Thursday, February 15, 2007

How To Assess The Market Opportunity In Online Influence On Offline Spending

OK. I am still pondering that new Jupiter research report that talks about the influnce of online research on in store sales. This report stated that there was $100 billion in eCommerce sales in 2006. If you apply the generic rule that the typical comparison shopping engine (CSE) gets a lead/commission fee of about 2% (of each dollar spend in revenue) for all the high-value traffic that they send to online retailers, this equates out to about $2 billion in revenue. So all the CSEs and affiliates out there collectively share in this $2 billion pie. This is a crowded and highly competitive market. A market that is predicted by the same report to become stagnant and flat in the not so distant future.

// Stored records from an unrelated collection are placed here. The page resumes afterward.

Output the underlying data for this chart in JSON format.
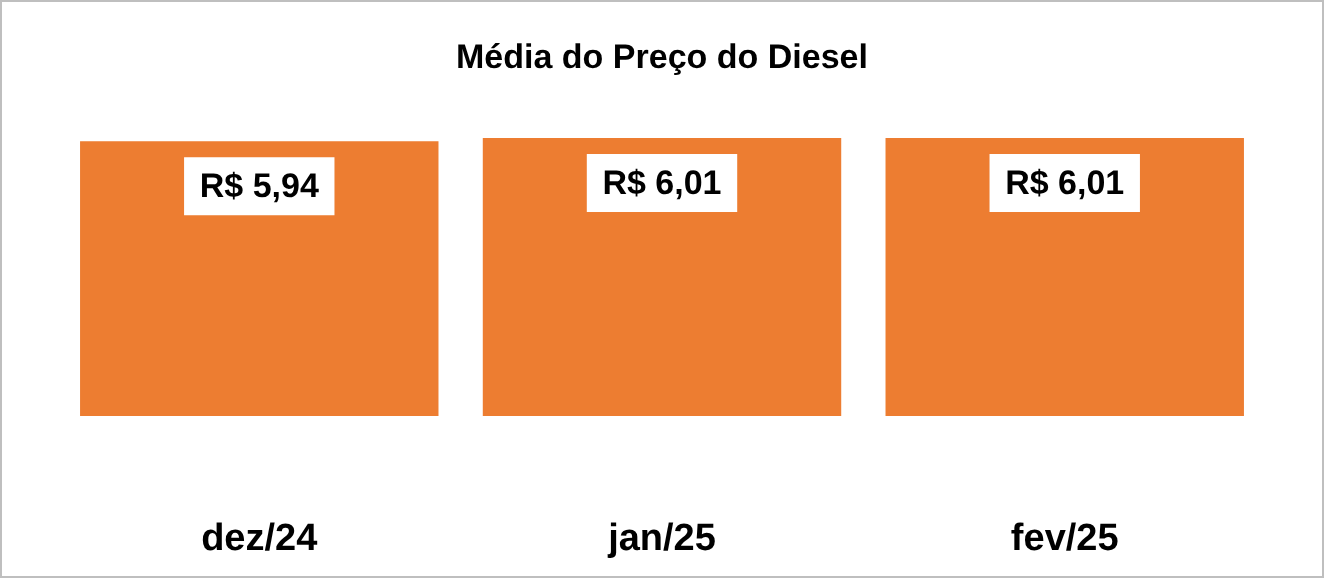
{
  "chart_data": {
    "type": "bar",
    "title": "Média do Preço do Diesel",
    "categories": [
      "dez/24",
      "jan/25",
      "fev/25"
    ],
    "values": [
      5.94,
      6.01,
      6.01
    ],
    "value_labels": [
      "R$ 5,94",
      "R$ 6,01",
      "R$ 6,01"
    ],
    "color": "#ed7d31",
    "tick_labels": "x"
  }
}
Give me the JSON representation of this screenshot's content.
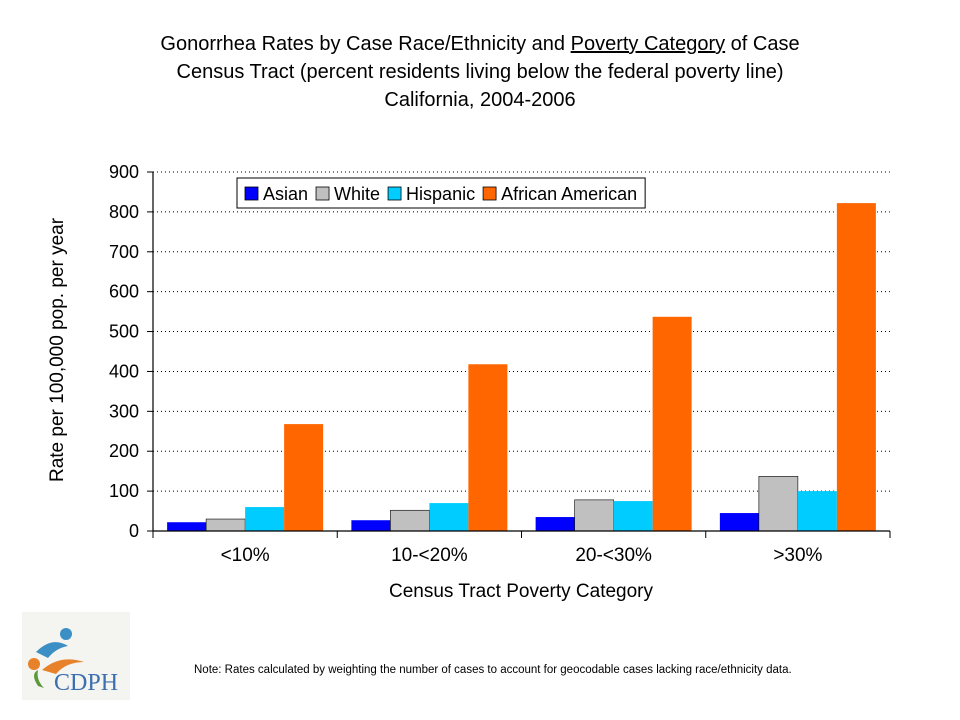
{
  "title": {
    "line1_pre": "Gonorrhea Rates by Case Race/Ethnicity and ",
    "line1_underlined": "Poverty Category",
    "line1_post": " of Case",
    "line2": "Census Tract (percent residents living below the federal poverty line)",
    "line3": "California, 2004-2006"
  },
  "logo": {
    "text": "CDPH",
    "icon": "cdph-logo-icon"
  },
  "note": "Note: Rates calculated by weighting the number of cases to account for geocodable cases lacking race/ethnicity data.",
  "chart_data": {
    "type": "bar",
    "title": "Gonorrhea Rates by Case Race/Ethnicity and Poverty Category of Case Census Tract (percent residents living below the federal poverty line) California, 2004-2006",
    "xlabel": "Census Tract Poverty Category",
    "ylabel": "Rate per 100,000 pop. per year",
    "ylim": [
      0,
      900
    ],
    "yticks": [
      0,
      100,
      200,
      300,
      400,
      500,
      600,
      700,
      800,
      900
    ],
    "categories": [
      "<10%",
      "10-<20%",
      "20-<30%",
      ">30%"
    ],
    "grid": "horizontal dotted",
    "legend_position": "top",
    "series": [
      {
        "name": "Asian",
        "color": "#0000FF",
        "values": [
          22,
          27,
          35,
          45
        ]
      },
      {
        "name": "White",
        "color": "#C0C0C0",
        "values": [
          30,
          52,
          78,
          137
        ]
      },
      {
        "name": "Hispanic",
        "color": "#00CCFF",
        "values": [
          60,
          70,
          75,
          100
        ]
      },
      {
        "name": "African American",
        "color": "#FF6600",
        "values": [
          268,
          418,
          537,
          822
        ]
      }
    ]
  }
}
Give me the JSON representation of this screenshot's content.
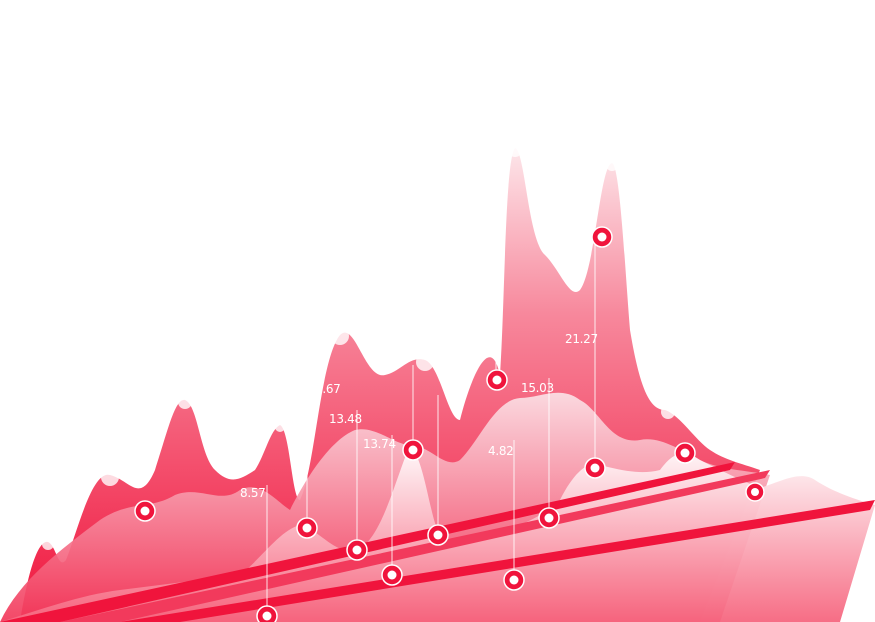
{
  "chart_data": {
    "type": "area",
    "title": "",
    "xlabel": "",
    "ylabel": "",
    "grid": false,
    "legend": "none",
    "colors": {
      "fill": "#f0143c",
      "highlight": "#ffffff"
    },
    "labels": [
      "8.57",
      "5.67",
      "13.48",
      "13.74",
      "4.82",
      "15.03",
      "21.27"
    ],
    "series": [
      {
        "peaks": [
          25,
          62,
          51,
          20,
          0,
          0,
          0
        ]
      },
      {
        "peaks": [
          8,
          5,
          40,
          68,
          20,
          0,
          0
        ]
      },
      {
        "peaks": [
          0,
          10,
          34,
          50,
          30,
          80,
          20
        ]
      },
      {
        "peaks": [
          0,
          5,
          12,
          24,
          28,
          30,
          21
        ]
      },
      {
        "peaks": [
          0,
          4,
          12,
          18,
          22,
          17,
          10
        ]
      },
      {
        "peaks": [
          0,
          2,
          8,
          12,
          16,
          18,
          12
        ]
      }
    ]
  }
}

So rather than chasing the eCommerce marketplace, why not target the off-line sales that are directly influenced by online research? Seems pretty obvious to me. Less players. Bigger market. A market that is growing (vs becoming flat like eComm). If you applied the same math as above to the in-store spending that is influenced by online research, this market is about $200 billion by year 2011 (the overall pie is about $1 trillion in 2011).

So why doesn't the same model of lead generation and traffic hold true for web - to - store purchases? Tracking, tracking and tracking. There is just not the level of reporting and tracking of these leads.

My mission is to prove that the same referral model that happens online should and does absolulty hold true for web to store sales.